A análise de dois processos de pesquisa mineral em uma área de quase 10 mil hectares na faixa de fronteira de Mato Grosso poderá avançar após autorização concedida pela Secretaria-Executiva do Conselho de Defesa Nacional. A medida contempla uma área localizada entre os municípios de Vila Bela da Santíssima Trindade e Nova Lacerda e beneficia uma cooperativa de mineração sediada em Pontes e Lacerda.
A autorização atende à exigência legal para empreendimentos situados em regiões de fronteira, onde qualquer atividade de pesquisa mineral depende do assentimento prévio do Conselho de Defesa Nacional antes de prosseguir na Agência Nacional de Mineração (ANM).

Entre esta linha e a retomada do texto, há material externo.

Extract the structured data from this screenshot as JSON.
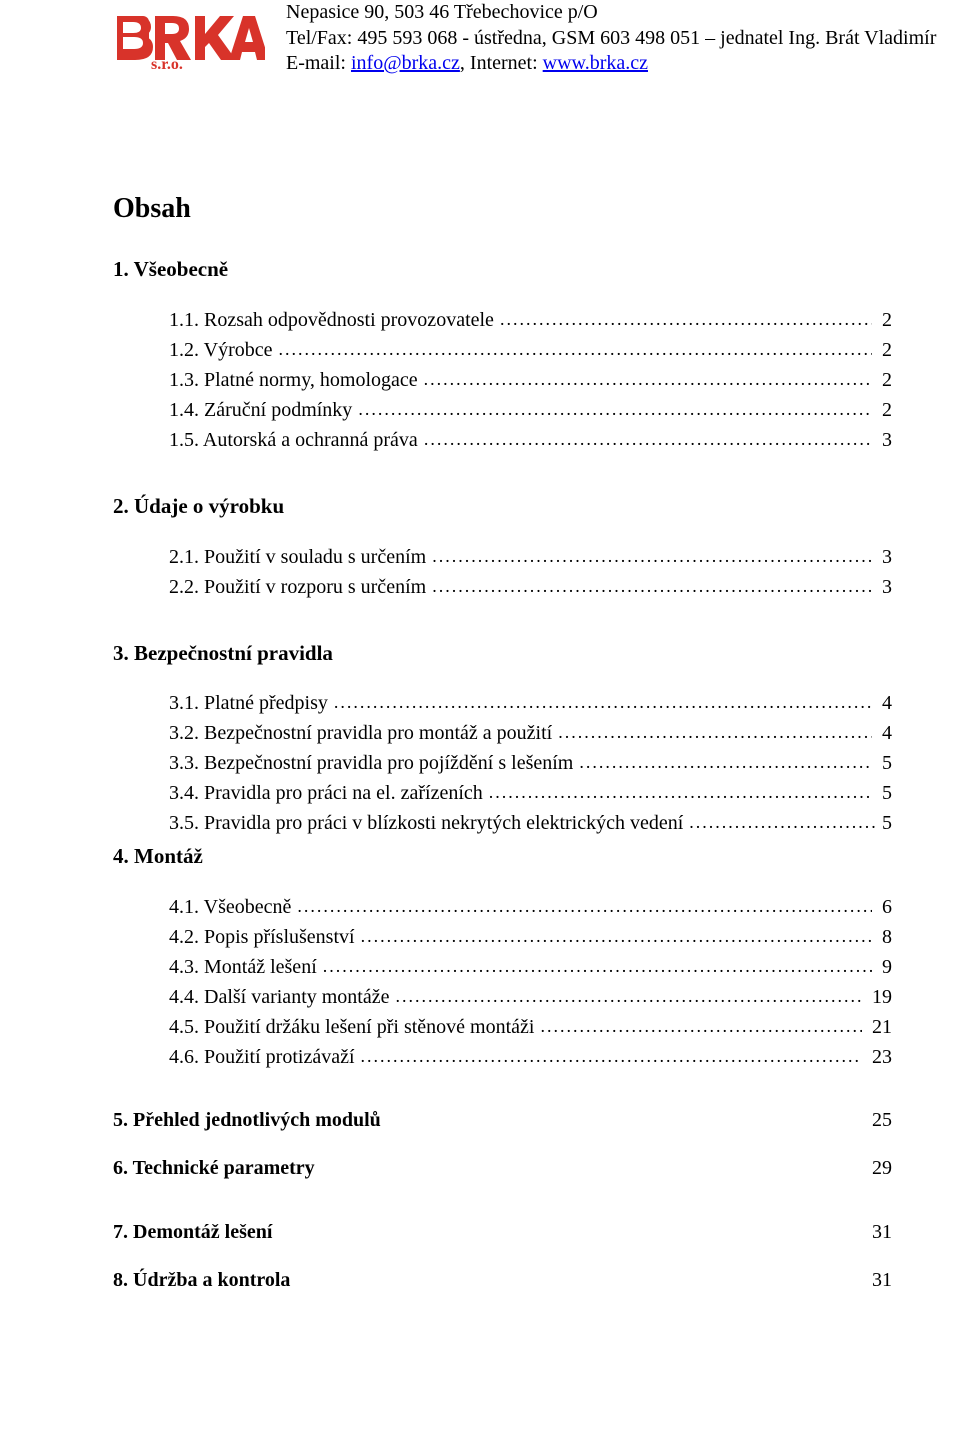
{
  "header": {
    "line1": "Nepasice 90, 503 46 Třebechovice p/O",
    "line2_a": "Tel/Fax: 495 593 068 - ústředna, GSM 603 498 051 – jednatel Ing. Brát Vladimír",
    "line3_a": "E-mail: ",
    "line3_link": "info@brka.cz",
    "line3_b": ", Internet: ",
    "line3_link2": "www.brka.cz"
  },
  "logo": {
    "sro": "s.r.o.",
    "color": "#d8332a"
  },
  "content_title": "Obsah",
  "sec1": {
    "title": "1. Všeobecně",
    "items": [
      {
        "label": "1.1.  Rozsah odpovědnosti provozovatele",
        "page": "2"
      },
      {
        "label": "1.2.  Výrobce",
        "page": "2"
      },
      {
        "label": "1.3.  Platné normy, homologace",
        "page": "2"
      },
      {
        "label": "1.4.  Záruční podmínky",
        "page": "2"
      },
      {
        "label": "1.5.  Autorská a ochranná práva",
        "page": "3"
      }
    ]
  },
  "sec2": {
    "title": "2. Údaje o výrobku",
    "items": [
      {
        "label": "2.1.  Použití v souladu s určením ",
        "page": "3"
      },
      {
        "label": "2.2.  Použití v rozporu s určením",
        "page": "3"
      }
    ]
  },
  "sec3": {
    "title": "3. Bezpečnostní pravidla",
    "items": [
      {
        "label": "3.1.  Platné předpisy",
        "page": "4"
      },
      {
        "label": "3.2.  Bezpečnostní pravidla pro montáž a použití",
        "page": "4"
      },
      {
        "label": "3.3.  Bezpečnostní pravidla pro pojíždění s lešením",
        "page": "5"
      },
      {
        "label": "3.4.  Pravidla pro práci na el. zařízeních",
        "page": "5"
      },
      {
        "label": "3.5.  Pravidla pro práci v blízkosti nekrytých elektrických vedení",
        "page": "5",
        "tight": true
      }
    ]
  },
  "sec4": {
    "title": "4. Montáž",
    "items": [
      {
        "label": "4.1.  Všeobecně",
        "page": "6"
      },
      {
        "label": "4.2.  Popis příslušenství",
        "page": "8"
      },
      {
        "label": "4.3.  Montáž lešení ",
        "page": "9"
      },
      {
        "label": "4.4.  Další varianty montáže",
        "page": "19"
      },
      {
        "label": "4.5.  Použití držáku lešení při stěnové montáži",
        "page": "21"
      },
      {
        "label": "4.6.  Použití protizávaží",
        "page": "23"
      }
    ]
  },
  "level1": [
    {
      "label": "5.    Přehled jednotlivých modulů",
      "page": "25"
    },
    {
      "label": "6.    Technické parametry",
      "page": "29"
    }
  ],
  "bottom": [
    {
      "label": " 7.    Demontáž lešení  ",
      "page": "31"
    },
    {
      "label": " 8.    Údržba a kontrola",
      "page": "31"
    }
  ]
}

Apesar da publicação do ato, a decisão não autoriza a extração de ouro nem o início de atividades na área. O documento apenas libera a continuidade da análise técnica e administrativa dos processos, que ainda passarão pela avaliação dos critérios legais, ambientais e operacionais previstos na legislação.
Durante a tramitação, a cooperativa deverá cumprir uma série de exigências relacionadas à preservação ambiental e à proteção de povos indígenas e comunidades tradicionais. Também será necessário atender às determinações dos órgãos responsáveis pelo licenciamento e fiscalização, entre eles a Agência Nacional de Mineração, a Secretaria de Estado de Meio Ambiente de Mato Grosso (Sema-MT), a Agência Nacional de Energia Elétrica (Aneel) e o Centro Nacional de Pesquisa e Conservação de Cavernas (Cecav).
Somente após o cumprimento de todas as etapas e a obtenção das licenças exigidas pelos órgãos competentes é que os processos poderão evoluir para uma eventual autorização de pesquisa mineral e, futuramente, para a exploração da área, caso todos os requisitos sejam atendidos.